La découverte des corps des six otages tués par le Hamas, alors que Tsahal s’approchait du repaire où ils étaient détenus, revêt un sens profondément contradictoire.
Sur un versant, se manifeste aux yeux de tous le type d’ennemi que combat effectivement Israël : un mouvement dont le but est d’assassiner des juifs, un par un et le plus possible. De le faire comme il l’a fait le 7 octobre, sur le même mode et avec la même détermination. Le 7 octobre s’est répété ce jour-là, entendait-on parmi les soutiens aux familles d’otages. C’est en effet l’impression ressentie : à onze mois d’écart, s’est répliquée l’épreuve insupportable de l’exécution sommaire, à bout portant. Le meurtre antisémite classique a repris à l’identique.
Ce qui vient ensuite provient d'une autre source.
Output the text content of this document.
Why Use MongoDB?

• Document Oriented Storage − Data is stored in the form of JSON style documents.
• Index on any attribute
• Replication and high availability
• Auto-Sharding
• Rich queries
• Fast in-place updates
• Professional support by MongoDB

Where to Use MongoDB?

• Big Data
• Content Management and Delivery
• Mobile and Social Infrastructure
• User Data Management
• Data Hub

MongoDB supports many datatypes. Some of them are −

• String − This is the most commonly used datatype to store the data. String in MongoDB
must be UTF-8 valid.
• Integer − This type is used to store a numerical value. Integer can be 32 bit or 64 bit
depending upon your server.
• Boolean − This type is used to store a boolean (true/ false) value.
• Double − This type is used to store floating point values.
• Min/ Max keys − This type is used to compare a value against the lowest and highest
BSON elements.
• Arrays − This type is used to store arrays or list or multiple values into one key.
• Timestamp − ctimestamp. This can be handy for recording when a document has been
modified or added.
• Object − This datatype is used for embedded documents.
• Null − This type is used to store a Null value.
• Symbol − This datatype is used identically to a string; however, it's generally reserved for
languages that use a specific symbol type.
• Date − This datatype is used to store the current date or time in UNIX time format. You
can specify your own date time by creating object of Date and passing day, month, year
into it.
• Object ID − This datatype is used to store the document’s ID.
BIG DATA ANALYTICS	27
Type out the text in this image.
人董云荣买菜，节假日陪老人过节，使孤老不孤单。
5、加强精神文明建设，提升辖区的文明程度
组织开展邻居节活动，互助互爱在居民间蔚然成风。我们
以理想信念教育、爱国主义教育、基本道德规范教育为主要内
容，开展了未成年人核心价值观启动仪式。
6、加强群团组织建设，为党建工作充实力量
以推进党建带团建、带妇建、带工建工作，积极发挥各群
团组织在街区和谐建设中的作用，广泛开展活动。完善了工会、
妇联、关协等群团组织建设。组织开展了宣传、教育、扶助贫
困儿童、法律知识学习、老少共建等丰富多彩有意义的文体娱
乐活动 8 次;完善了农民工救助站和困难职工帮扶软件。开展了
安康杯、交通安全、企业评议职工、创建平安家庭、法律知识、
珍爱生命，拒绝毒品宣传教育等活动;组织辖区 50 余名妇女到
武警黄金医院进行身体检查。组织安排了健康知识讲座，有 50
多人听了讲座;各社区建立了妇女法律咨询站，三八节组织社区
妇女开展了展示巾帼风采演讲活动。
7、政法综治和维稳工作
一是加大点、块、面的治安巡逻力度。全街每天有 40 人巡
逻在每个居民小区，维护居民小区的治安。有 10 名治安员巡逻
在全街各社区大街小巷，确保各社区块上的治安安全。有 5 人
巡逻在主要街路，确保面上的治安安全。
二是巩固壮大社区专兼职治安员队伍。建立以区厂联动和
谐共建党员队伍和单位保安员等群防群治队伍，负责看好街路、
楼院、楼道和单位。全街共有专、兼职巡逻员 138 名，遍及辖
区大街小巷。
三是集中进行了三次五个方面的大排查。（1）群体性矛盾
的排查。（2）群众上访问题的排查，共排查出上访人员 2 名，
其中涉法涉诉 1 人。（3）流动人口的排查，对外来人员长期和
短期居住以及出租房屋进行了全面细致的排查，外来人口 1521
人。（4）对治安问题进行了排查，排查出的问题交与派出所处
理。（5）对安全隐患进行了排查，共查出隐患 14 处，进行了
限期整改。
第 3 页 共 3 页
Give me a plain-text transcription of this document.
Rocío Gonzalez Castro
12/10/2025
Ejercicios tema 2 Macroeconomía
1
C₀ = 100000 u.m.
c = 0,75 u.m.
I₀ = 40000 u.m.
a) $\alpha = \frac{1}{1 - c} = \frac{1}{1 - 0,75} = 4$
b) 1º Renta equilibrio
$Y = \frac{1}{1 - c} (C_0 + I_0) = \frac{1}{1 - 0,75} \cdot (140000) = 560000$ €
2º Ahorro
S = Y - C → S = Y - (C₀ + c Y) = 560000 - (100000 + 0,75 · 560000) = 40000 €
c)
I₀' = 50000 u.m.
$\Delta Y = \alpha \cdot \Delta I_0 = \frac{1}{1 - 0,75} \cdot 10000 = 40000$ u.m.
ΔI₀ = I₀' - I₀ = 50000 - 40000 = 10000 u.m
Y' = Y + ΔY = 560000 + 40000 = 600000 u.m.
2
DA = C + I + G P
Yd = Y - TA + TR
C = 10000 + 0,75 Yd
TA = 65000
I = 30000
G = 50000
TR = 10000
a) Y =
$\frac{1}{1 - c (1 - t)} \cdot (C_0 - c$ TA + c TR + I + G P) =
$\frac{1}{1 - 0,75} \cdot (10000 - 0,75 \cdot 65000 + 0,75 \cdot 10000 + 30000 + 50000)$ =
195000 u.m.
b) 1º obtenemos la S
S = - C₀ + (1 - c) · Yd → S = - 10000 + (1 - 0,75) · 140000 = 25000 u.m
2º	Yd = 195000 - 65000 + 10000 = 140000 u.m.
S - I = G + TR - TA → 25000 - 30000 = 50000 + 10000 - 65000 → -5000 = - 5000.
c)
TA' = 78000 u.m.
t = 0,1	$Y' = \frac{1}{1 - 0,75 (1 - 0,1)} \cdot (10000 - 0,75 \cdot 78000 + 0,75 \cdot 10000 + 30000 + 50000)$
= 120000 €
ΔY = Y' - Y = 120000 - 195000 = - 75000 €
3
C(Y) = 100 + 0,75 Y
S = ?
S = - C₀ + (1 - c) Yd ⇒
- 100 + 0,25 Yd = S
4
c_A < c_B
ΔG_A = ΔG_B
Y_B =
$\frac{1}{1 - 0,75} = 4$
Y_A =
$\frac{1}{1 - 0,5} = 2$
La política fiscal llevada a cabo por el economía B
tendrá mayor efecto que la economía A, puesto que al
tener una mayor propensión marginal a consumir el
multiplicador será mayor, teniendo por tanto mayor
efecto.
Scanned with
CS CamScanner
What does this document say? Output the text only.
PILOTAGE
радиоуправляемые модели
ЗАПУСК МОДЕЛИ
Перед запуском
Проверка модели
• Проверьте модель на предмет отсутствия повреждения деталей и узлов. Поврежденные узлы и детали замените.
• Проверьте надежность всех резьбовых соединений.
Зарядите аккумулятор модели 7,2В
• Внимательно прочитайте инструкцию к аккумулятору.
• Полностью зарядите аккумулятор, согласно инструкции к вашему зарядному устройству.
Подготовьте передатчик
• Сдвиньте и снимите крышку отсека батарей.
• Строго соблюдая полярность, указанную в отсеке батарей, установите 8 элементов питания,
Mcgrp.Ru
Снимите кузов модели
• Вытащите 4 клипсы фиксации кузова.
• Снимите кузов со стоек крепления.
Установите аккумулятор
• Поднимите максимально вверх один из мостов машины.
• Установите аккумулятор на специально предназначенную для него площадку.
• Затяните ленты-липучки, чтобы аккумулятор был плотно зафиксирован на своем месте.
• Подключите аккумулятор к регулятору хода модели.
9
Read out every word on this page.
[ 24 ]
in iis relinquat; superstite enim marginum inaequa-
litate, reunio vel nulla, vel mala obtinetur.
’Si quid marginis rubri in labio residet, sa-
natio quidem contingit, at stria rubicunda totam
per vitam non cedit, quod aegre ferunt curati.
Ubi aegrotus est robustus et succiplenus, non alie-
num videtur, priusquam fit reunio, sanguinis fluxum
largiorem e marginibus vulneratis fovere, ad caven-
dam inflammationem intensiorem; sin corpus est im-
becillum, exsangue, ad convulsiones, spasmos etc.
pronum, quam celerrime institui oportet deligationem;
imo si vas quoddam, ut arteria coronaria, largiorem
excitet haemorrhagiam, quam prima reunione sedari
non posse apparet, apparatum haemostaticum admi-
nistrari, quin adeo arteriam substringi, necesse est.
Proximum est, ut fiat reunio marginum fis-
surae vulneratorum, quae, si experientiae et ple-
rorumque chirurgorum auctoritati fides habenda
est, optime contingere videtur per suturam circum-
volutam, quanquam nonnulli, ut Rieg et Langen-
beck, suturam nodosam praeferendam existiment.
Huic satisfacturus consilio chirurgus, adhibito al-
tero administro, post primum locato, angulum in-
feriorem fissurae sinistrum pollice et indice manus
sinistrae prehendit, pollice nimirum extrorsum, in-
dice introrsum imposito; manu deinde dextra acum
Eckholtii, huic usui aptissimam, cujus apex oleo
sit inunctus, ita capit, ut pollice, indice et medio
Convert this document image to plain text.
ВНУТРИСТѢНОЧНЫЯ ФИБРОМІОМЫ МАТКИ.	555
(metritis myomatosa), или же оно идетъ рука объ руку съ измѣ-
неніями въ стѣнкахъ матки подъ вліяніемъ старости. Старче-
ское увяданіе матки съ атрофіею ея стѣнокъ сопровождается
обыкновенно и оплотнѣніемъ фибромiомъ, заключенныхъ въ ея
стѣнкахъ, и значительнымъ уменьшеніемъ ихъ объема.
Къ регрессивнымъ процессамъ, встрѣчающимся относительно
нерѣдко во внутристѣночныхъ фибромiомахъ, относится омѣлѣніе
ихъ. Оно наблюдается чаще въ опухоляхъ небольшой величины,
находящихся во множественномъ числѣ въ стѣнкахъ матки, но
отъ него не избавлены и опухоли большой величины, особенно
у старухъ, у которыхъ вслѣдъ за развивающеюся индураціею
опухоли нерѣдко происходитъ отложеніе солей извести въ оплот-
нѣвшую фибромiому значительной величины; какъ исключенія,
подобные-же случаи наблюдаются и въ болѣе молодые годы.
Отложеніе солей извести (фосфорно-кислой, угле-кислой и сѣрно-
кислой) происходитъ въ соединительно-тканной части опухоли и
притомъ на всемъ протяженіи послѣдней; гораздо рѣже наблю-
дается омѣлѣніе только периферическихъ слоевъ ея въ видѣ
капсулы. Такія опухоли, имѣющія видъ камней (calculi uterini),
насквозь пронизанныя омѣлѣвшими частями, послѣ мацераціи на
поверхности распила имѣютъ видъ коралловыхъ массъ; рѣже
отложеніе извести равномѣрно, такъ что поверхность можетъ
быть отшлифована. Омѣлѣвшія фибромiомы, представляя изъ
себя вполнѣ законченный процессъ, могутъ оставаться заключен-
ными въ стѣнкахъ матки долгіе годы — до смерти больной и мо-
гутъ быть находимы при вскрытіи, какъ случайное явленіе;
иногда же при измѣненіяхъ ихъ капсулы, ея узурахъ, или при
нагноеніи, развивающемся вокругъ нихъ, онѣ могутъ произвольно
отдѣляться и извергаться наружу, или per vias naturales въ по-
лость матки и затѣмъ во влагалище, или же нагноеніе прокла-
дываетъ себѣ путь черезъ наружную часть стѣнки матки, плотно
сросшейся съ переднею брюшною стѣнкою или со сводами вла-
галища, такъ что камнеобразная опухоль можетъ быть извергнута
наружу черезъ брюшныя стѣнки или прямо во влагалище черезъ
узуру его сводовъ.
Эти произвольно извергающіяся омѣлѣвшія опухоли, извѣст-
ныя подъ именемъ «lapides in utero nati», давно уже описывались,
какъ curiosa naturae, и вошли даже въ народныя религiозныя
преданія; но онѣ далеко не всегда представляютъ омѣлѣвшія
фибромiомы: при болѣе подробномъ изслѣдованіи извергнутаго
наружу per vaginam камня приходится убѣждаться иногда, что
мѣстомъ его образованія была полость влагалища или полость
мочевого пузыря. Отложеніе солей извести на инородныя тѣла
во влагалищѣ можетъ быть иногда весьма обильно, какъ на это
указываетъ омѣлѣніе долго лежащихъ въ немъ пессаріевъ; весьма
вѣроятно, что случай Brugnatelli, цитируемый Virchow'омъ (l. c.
Répétition qui ne surprend que ceux qui, face à une guerre qui décime la population palestinienne de Gaza de façon injustifiable, ne tiennent pas à l’esprit ce qui s’est réellement produit il y a onze mois – pour ne pas parler de ceux que rien n’étonne de toute façon, puisqu’ils sont animés par un désir irrépressible de rebaptiser les crimes du Hamas en résistance à l’oppresseur sioniste, et voient ainsi l’expression de la cause palestinienne dans des actes de pure terreur dont l’antisémitisme exterministe est le mobile. Mais alors, c’est la justesse de la cause de la guerre elle-même qui se confirme : d’un tel ennemi, il n’est pas d’autre option que de vouloir sa disparition. Car lui-même ne veut rien d’autre que la mort des juifs, de tout juif à portée de main, comme il l’a prouvé le 7 octobre.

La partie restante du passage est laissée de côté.